6. Het hof volgt [appellanten] niet in hun stelling dat van het Hoogheemraadschap kan worden gevergd dat het ervoor zorgt dat storingen in het gemaal worden voorkomen: het is een feit van algemene bekendheid dat storingsvrije technische apparaten niet bestaan. Wel kan van het Hoogheemraadschap worden gevraagd dat het voldoende structureel onderhoud aan gemalen pleegt en dat het voldoende op storingsmeldingen reageert. [appellanten] hebben niet gesteld, laat staan onderbouwd dat het Hoogheemraadschap bij het structurele onderhoud aan het gemaal in gebreke is gebleven. Uit het zijdens het Hoogheemraadschap bij conclusie van antwoord overgelegde memo inzake het gemaal Anjerweg blijkt dat op 17 september 2001 en op 19 september 2001 klachten zijn binnengekomen over het waterpeil, die konden worden teruggevoerd op een storing aan het gemaal, dat daarop onmiddellijk is gereageerd en dat als noodmaatregel het gemaal telkens op handbediening is gezet, waardoor het permanent bleef malen. Daardoor heeft het Hoogheemraadschap er telkens voor gezorgd dat de storing aan het gemaal geen verdere nadelige gevolgen voor [appellanten] kon hebben. Naar het oordeel van het hof heeft het Hoogheemraadschap daarmee adequaat op de klachten over het gemaal gereageerd en is in dit opzicht het Hoogheemraadschap jegens [appellanten] niet onrechtmatig nalatig geweest. Ook als [appellanten] zouden bewijzen dat door de storing gedurende een periode geen adequate afvoer van water plaats vond (wat zij aanbieden) zou dat niet tot een ander oordeel leiden. Aan dat bewijsaanbod gaat het hof daarom eveneens voorbij.

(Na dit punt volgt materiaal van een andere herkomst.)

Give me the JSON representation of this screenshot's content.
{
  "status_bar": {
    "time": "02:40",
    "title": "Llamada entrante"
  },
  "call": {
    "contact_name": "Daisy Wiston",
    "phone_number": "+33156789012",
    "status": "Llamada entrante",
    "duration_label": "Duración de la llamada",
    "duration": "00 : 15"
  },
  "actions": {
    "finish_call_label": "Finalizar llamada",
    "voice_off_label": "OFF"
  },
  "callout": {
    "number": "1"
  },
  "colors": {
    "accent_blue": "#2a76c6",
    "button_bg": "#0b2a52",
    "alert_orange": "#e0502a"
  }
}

7. Met betrekking tot het beschikken over en het inzetten van noodpompen door het Hoogheemraadschap overweegt het hof als volgt. Voorop staat dat het Hoogheemraadschap in de maand voor de regenperiode van 19 tot 21 september 2001 bij het gemaal een extra pomp heeft geplaatst en daarmee de capaciteit van dat gemaal heeft vergroot van 16 m³ tot 26 m³ per minuut. Daarnaast heeft het Hoogheemraadschap onderbouwd aangevoerd dat het in de regenperiode 22 noodpompen heeft ingezet, waarvan twee met een gezamenlijke capaciteit van 20 m³ per minuut bij het gemaal. Daar komt bij dat de vraag waar, wanneer en hoe noodpompen moeten worden ingezet in een noodsituatie als de onderhavige behoort tot de beleidsvrijheid van de rampenorganisatie van het Hoogheemraadschap; bij de toetsing daarvan past het hof terughoudendheid. Datzelfde geldt voor de vraag welke calamiteuze situaties het eerst worden aangepakt en hoe dat gebeurt. Niet is gesteld of gebleken dat bij [appellanten] sprake was van gevaar voor de gezondheid of het leven van personen of van het risico voor het onderlopen van woonwijken. Tegenover het bovenstaande komt aan de verder niet onderbouwde stelling van [appellanten] terzake, waarin zij er kennelijk van uitgaan dat het Hoogheemraadschap niet de beschikking had over noodpompen, onderscheidenlijk dat het Hoogheemraadschap bij het gemaal geen noodpompen heeft geplaatst, geen gewicht toe, laat staan dat op grond daarvan [appellanten] tot bewijs zouden moeten worden toegelaten.
8. Voor zover de stelling van [appellanten] dat het Hoogheemraadschap niet adequaat heeft gereageerd, erop doelt dat het Hoogheemraadschap zou hebben nagelaten zelf te beoordelen of de waterstand te hoog of te laag is, dan is deze onvoldoende concreet onderbouwd.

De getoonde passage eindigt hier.